Culture: So, the lesson is, when in doubt, just put it in the bioreactor and run it?
Jonathan: Yes, do the test! No more “what-if” games. Let’s throw it in a reactor and see what happens.
Culture: During this time of COVID-19, other companies have told me their normal lab operations have been affected, and that their CROs and CMOs are backed up. How has having access to Culture throughout this time period impacted R&D at Nektar?
Jonathan: Our interactions with Culture really haven’t changed during COVID-19. Even before all the shutdowns, everything was mostly virtual with Culture because your web interface makes that easy. It feels like everything else in the industry has changed, but everything with Culture has gone very smoothly through all this.
Culture: Does having access to your bioprocess data in the cloud impact how you can collaborate with your team remotely?
Jonathan: I think it’s helped us with organization. We’ve tried on our end to take anything we get from the CRO and put it in our Nektar cloud storage. That way we don’t have to go inbox diving. But even so, there’s always the question of whether you have the latest version of the Excel spreadsheet. With Culture’s cloud service, we can always go directly back to the data rather than having to question what the latest update was on the Nektar side.

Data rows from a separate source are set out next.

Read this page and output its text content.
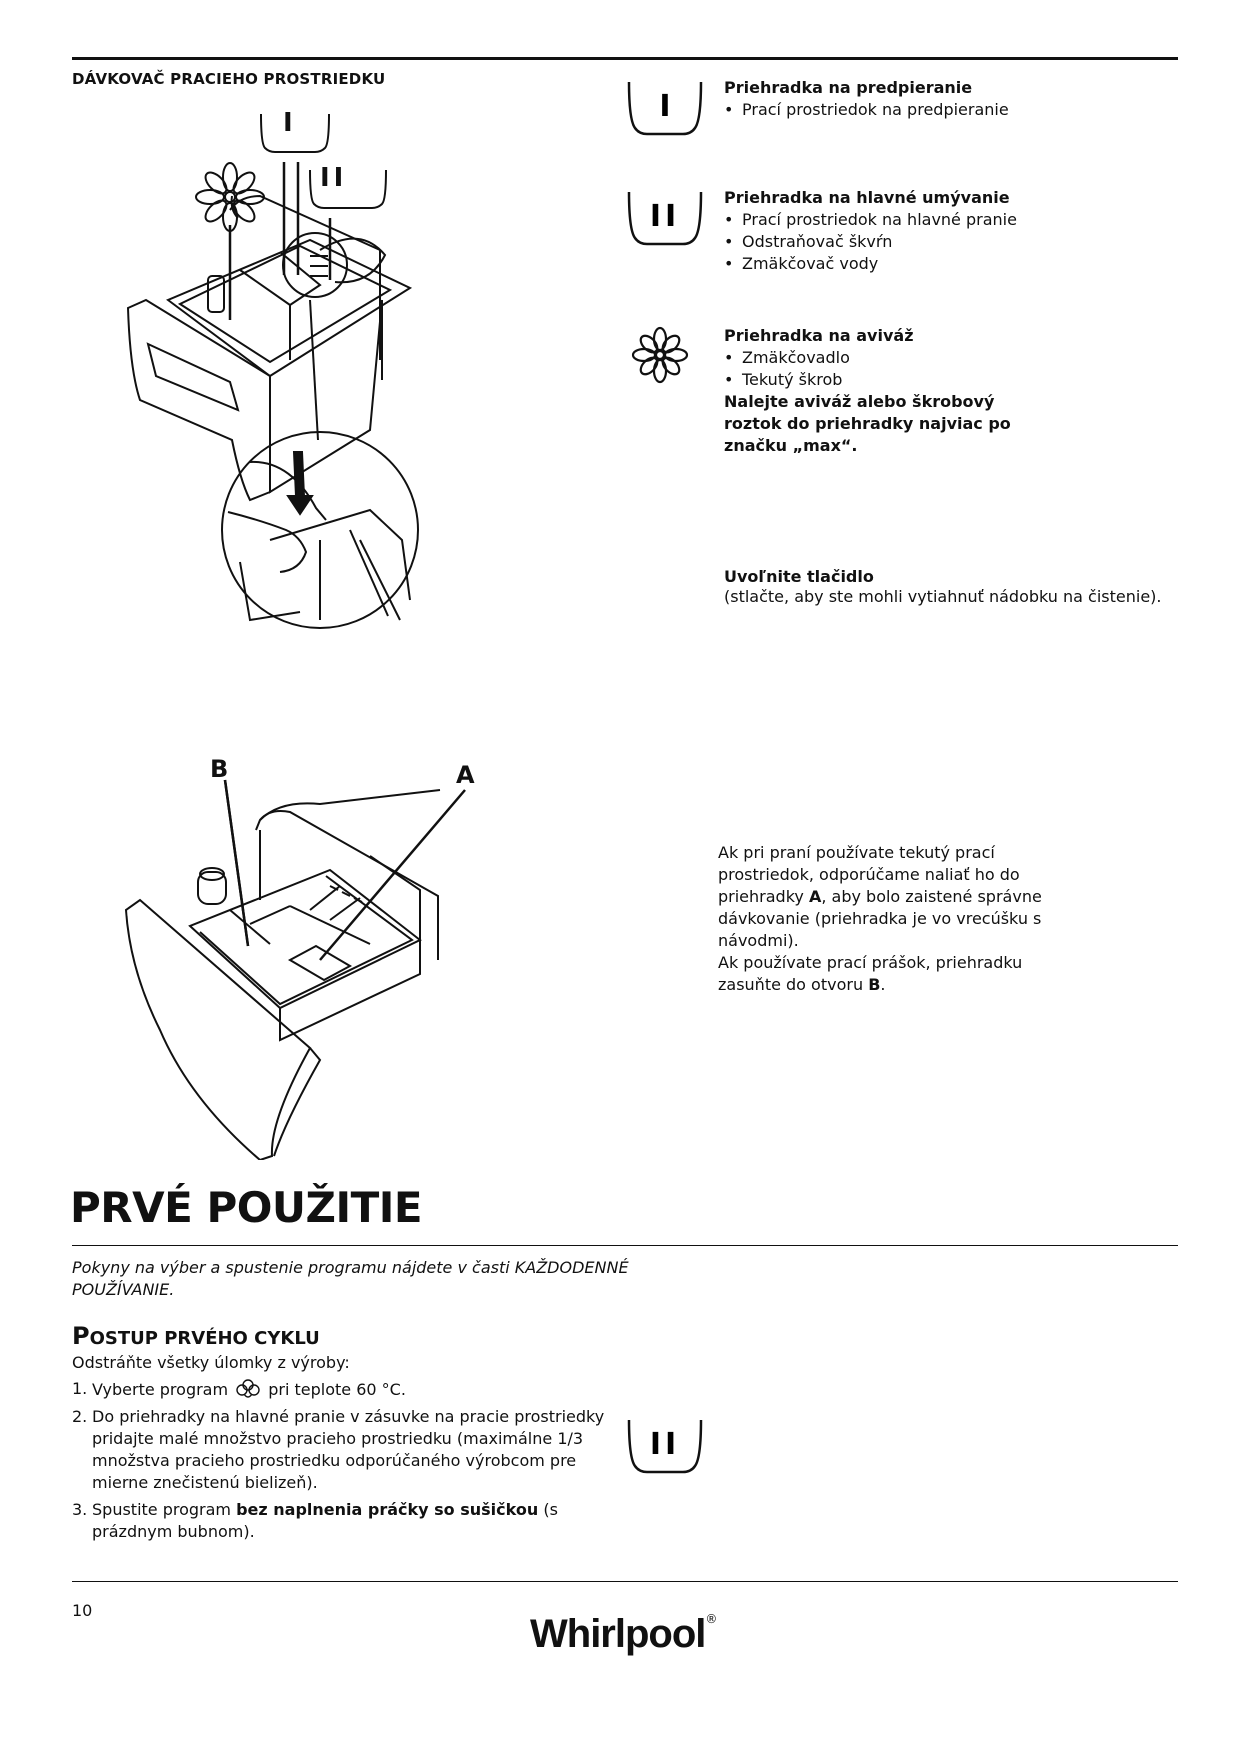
DÁVKOVAČ PRACIEHO PROSTRIEDKU
I
II
I
Priehradka na predpieranie
• Prací prostriedok na predpieranie
II
Priehradka na hlavné umývanie
• Prací prostriedok na hlavné pranie
• Odstraňovač škvŕn
• Zmäkčovač vody
Priehradka na aviváž
• Zmäkčovadlo
• Tekutý škrob
Nalejte aviváž alebo škrobový roztok do priehradky najviac po značku „max“.
Uvoľnite tlačidlo
(stlačte, aby ste mohli vytiahnuť nádobku na čistenie).
B	A
Ak pri praní používate tekutý prací prostriedok, odporúčame naliať ho do priehradky A, aby bolo zaistené správne dávkovanie (priehradka je vo vrecúšku s návodmi).
Ak používate prací prášok, priehradku zasuňte do otvoru B.
PRVÉ POUŽITIE
Pokyny na výber a spustenie programu nájdete v časti KAŽDODENNÉ POUŽÍVANIE.
POSTUP PRVÉHO CYKLU
Odstráňte všetky úlomky z výroby:
1. Vyberte program	pri teplote 60 °C.
2. Do priehradky na hlavné pranie v zásuvke na pracie prostriedky pridajte malé množstvo pracieho prostriedku (maximálne 1/3 množstva pracieho prostriedku odporúčaného výrobcom pre mierne znečistenú bielizeň).
3. Spustite program bez naplnenia práčky so sušičkou (s prázdnym bubnom).
II
10
Whirlpool®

Culture: What’s next for Nektar, and how does Culture fit into that picture?
Jonathan: We have a robust pipeline of pegylated protein therapeutics, and I’m really excited about it and all of the new projects that are coming through my group. There are projects both in clinical and preclinical development, and we’re working hard on designing scalable manufacturing processes for all of them. I’m really looking forward to the future: all the different processes we’ll be able to develop, the experiments we’ll be able to run with Culture, and ultimately all the therapies we’ll bring to patients.